Sommige plaaginsecten zijn eenvoudig waar te nemen omdat ze in omvangrijke kolonies samenleven op de jonge plantendelen (bladeren en bladtoppen) zoals de gewone bladluis of de zwarte bonenluis. In het geval van dopluizen is dit voor een leek vaak moeilijker, omdat ze zich het grootste deel van hun leven binnenin de plant verschuilen, waar ze zich voeden op oudere bladeren en takjes. Ook de bestrijding van dopluizen is een stuk moeilijker, omdat ze een groot deel van het jaar veilig ingekapseld zitten in hun dop of een eizak. Een voordeel ten opzichte van de gewone bladluis is dat de dopluis minder mobiel is en een lokale behandeling vaak volstaat om de plaag onder controle te krijgen.

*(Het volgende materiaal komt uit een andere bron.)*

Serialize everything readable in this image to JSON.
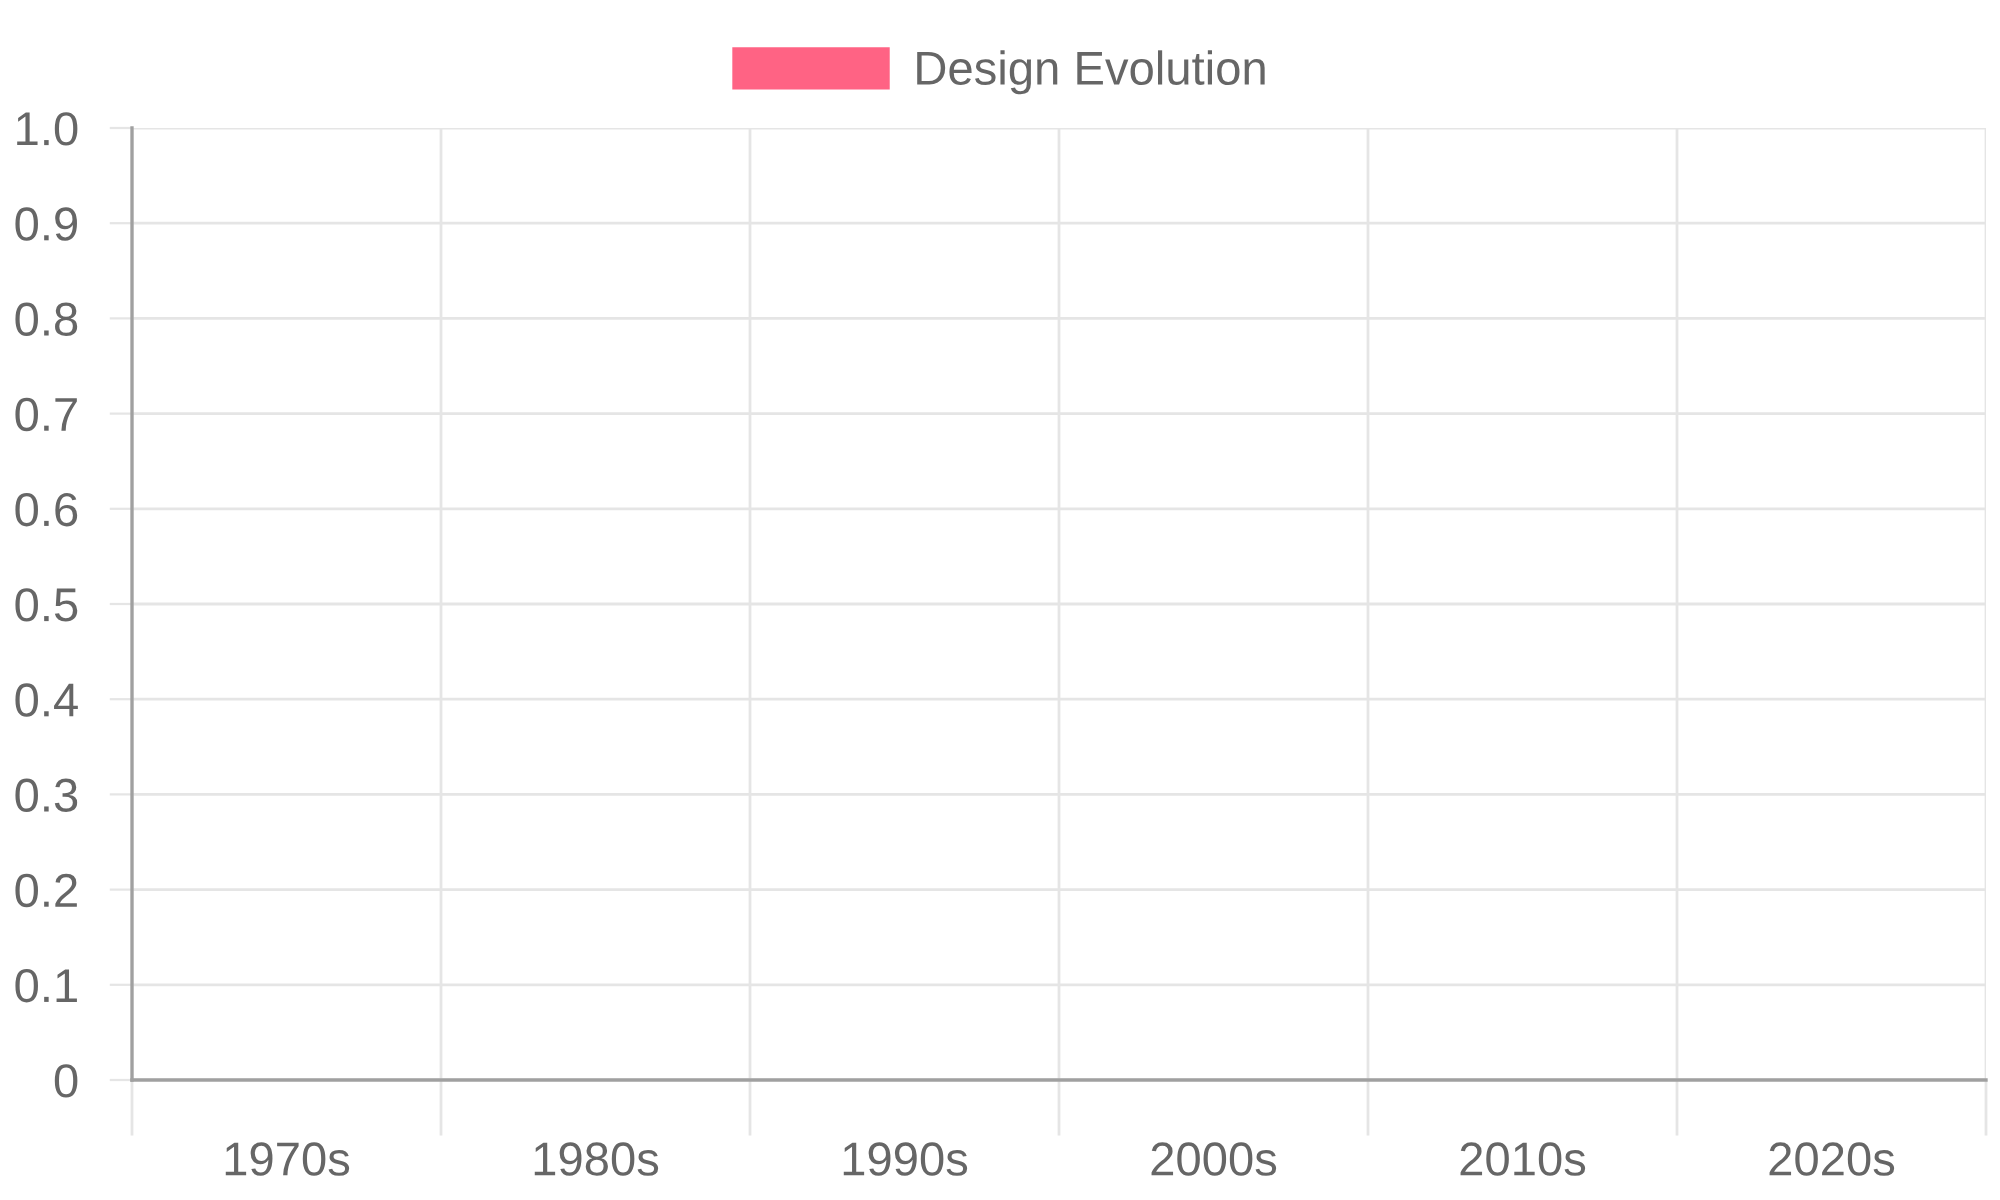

Gevoelige planten voor de hieronder besproken dopluizen zijn voornamelijk : Taxus, Ilex , Hydrangea, Camellia, Magnolia en Acer, maar soms worden ook andere planten aangetast.

Twee soorten

De bij ons meest voorkomende dopluizen maken deel uit van de grote groep der schildluizen, waarvan er wel zo'n 7.000 gekend zijn. Vaak zijn deze insecten goed gecamoufleerd: ze lijken op vergroeiingen op de stam of imiteren bladknoppen, waardoor ze niet gemakkelijk te detecteren zijn.

De gewone dopluis is ongeveer een halve cm lang, min of meer ovaal; ruw, bruin en vaak glimmend. Soms komen ook mannelijke dopluizen voor. Deze zijn een stuk kleiner (2,5 mm) en gevleugeld, in sommige jaren komen geen mannetjes voor en planten de vrouwelijke dopluizen zich ongeslachtelijk voort. De massale hoeveelheid (tot 3.000) eitjes worden in mei-juni afgezet, waarna het vrouwtje afsterft en de eitjes beschermd liggen onder de dop. Zo rond eind juni (+/- 14 dagen) komen de bleekgrijze tot oranjebruine larven te voorschijn. De jonge larven (waarvan er slechts enkele overleven) verplaatsen zich naar de jonge twijgen en bladeren. In het najaar verplaatsen de larven zich naar het houtige gedeelte dieper in de plant, waar ze overwinteren. Hier groeien ze uit tot volwassen dopluizen (bruine kleur) en blijven gedurende de winterperiode mobiel. In het voorjaar zuigt de volwassen dopluis zich vast en wordt de dop dikker en ronder als voorbereiding op de eileg.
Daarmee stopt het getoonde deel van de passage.